3. Conclusion.

Duras, à partir du Square, a une façon bien à elle de gérer l’information romanesque, laissant en général le soin aux personnages d’en fournir la plus grande partie. Le procédé désagrège en quelque sorte la vision unitaire sur le monde et implique de la part du lecteur un mécanisme de grande reconstruction pour obtenir un savoir que d’autres inférences viendront déconstruire. La manière d’envisager l’étude de la gestion de ce contenu informationnel peut, comme pour les conversations authentiques, se faire à la lumière des « maximes conversationnelles » et des règles de politesse à condition de reformuler celles-ci en tenant compte de la spécificité du discours romanesque. Le principe de pertinence doit par exemple être revu en fonction de critères comme le sujet du roman, la place de l’information au sein du roman. Certains théoriciens nous avaient précédée dans cette voie, mais Pratt avait plutôt tenté, selon Lane-Mercier, de donner ainsi un statut pragmatique à la fiction romanesque et Maingueneau avait ouvert la piste, mais sans l’approfondir. Utiliser ces lois pour traiter de l’information romanesque permet d’envisager l’information sous le double aspect de quantité et de qualité préconisé par Todorov et de réarticuler par rapport à elles les deux manières dont la narratologie avait traité le problème, à savoir l’examen du statut du narrateur et surtout du focalisateur. Quant au troisième axe défini par Todorov, celui des sources, c’est la répartition des informations entre narrateur et personnages qui a permis de l’aborder.

Nous avons vu que le texte durassien était très transgressif par rapport à ces lois au point qu’on pourrait presque affirmer que Duras donne les informations qui habituellement sont tues dans un roman et tait ce qui habituellement est dit. Elle fait preuve d’une exhaustivité excessive par rapport à certains scripts, décompose le mouvement en une infinité de micro-actions, place entre l’inaccompli et l’accompli d’une action une série d’observations, mais tait la plupart des renseignements concernant le cadre spatio-temporel englobant, concernant l’identité du personnage, sa psychologie, son avenir et même son passé, qui ne fait le plus souvent l’objet que d’une reconstitution fragmentaire laissée à la mémoire.

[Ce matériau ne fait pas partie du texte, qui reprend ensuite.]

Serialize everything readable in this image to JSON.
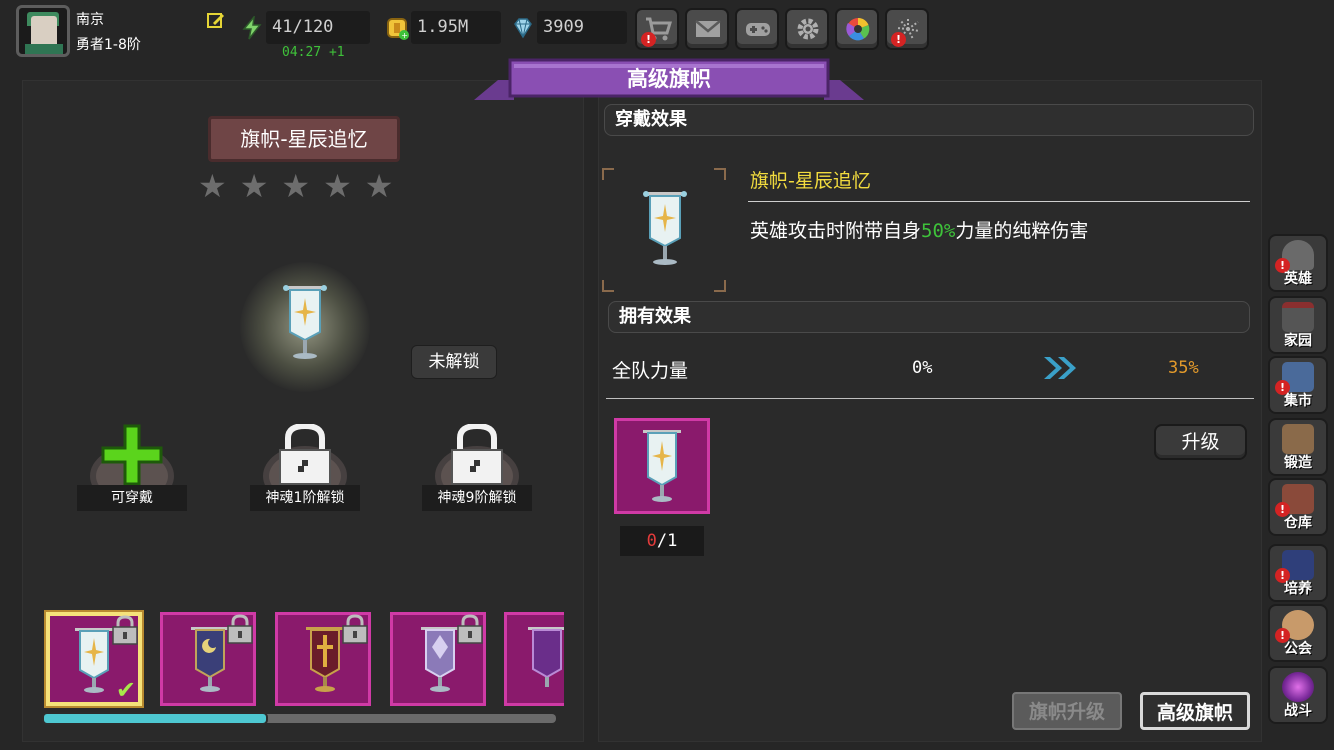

Ainsi, l’abondance des transgressions place le texte durassien beaucoup plus dans l’implicite que dans le dit. Toute transgression communicationnelle, comme l’a remarquablement développé Kerbrat-Orecchioni dans L’implicite, amène des sous-entendus. Ceux-ci, dans le cadre romanesque, relèvent à la fois du diégétique et du statut global de la fiction. En fait, par cette façon de gérer l’information littéraire, Duras exige un travail interprétatif intense de la part de son lecteur qui doit reconstruire tout l'univers fictionnel dans la mesure où à l'exception de quelques indicateurs extérieurs, rien ne lui est fournit directement, à la manière de ce que Balzac, par exemple, pouvait faire. Mais Duras pousse le jeu plus loin : non seulement elle ne guide pas le mécanisme inférentiel, mais elle incorpore au sein de sa gestion un système de réévaluation rétrospective des inférences qui complexifie encore le travail du lecteur et casse ainsi toute idée de savoir constitué. L’acte fictionnel durassien, bien qu'il joue en permanence sur l’aspect valorisant du fait de « pouvoir comprendre Duras », est potentiellement menaçant pour la face positive du lecteur. En fait, il crée une classe de lecteurs qualifiés de durassiens, et à propos desquels Mertens (1989 : 111) a cette phrase assassine : « l’heure est soudain venue de lire Duras en dépit des durassiens », mais donne à entendre que l’auteur se moque en quelque sorte de son lecteur en ne répondant à aucune de ses attentes. La gestion de la politesse a aussi un rôle de provocation généralisée d’une part, par le non-ménagement des faces de l’auteur tel qu’il s’inscrit dans le roman et d’autre part, par la politesse représentée où la transgression opérée par les personnages rejaillit au niveau de la macrocommunication par une forme de transgression à la loi de décence. Nous retrouverons le problème de la gestion de l’information dans les deux chapitres suivants, d’abord dans celui qui traite de la stéréotypie, que nous avons choisi de dégager du chapitre strict de la gestion de l'information parce qu’il participe de manière plus globale encore à la communication entre l’auteur et le lecteur inscrits qu’à la gestion, relativement restreinte, du contenu informationnel, et ensuite dans le chapitre consacré aux normes, lesquelles traitent beaucoup plus de l’information idéologique.